Congress should reject power grabs by law enforcement and focus instead on wisely and adequately allocating resources where they are needed. We could have had that for cross-border data demands, but Congress gave us CLOUD instead. And after watching so many senators compete on Tuesday to see who could yell at Apple and Facebook the loudest, I fear I see another dark cloud on the horizon.

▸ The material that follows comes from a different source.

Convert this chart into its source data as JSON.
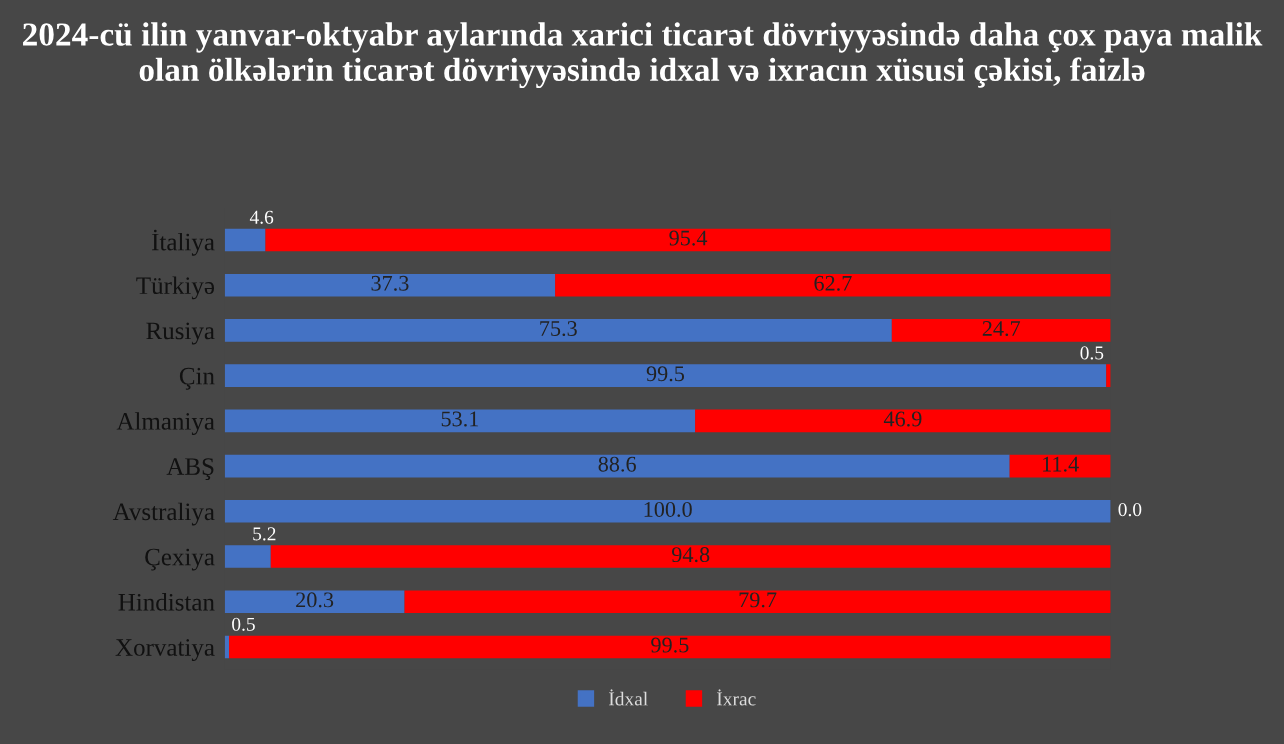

[1] If we’re going to talk about budget, it bears noting that federal authorities did already have budget for fighting the online child sex abuse crimes they are using to justify their encryption backdoor demands, but they spent a bunch of it promoting the administration’s xenophobic border policy instead. An October New York Times article on Facebook’s CSAM problem reported that “the Department of Homeland Security this year diverted nearly $6 million from its cybercrimes units to immigration enforcement — depleting 40 percent of the units’ discretionary budget until the final month of the fiscal year.” Shortchanging child victims in order to persecute immigrants: why hurt just one vulnerable population when you can harm two at once?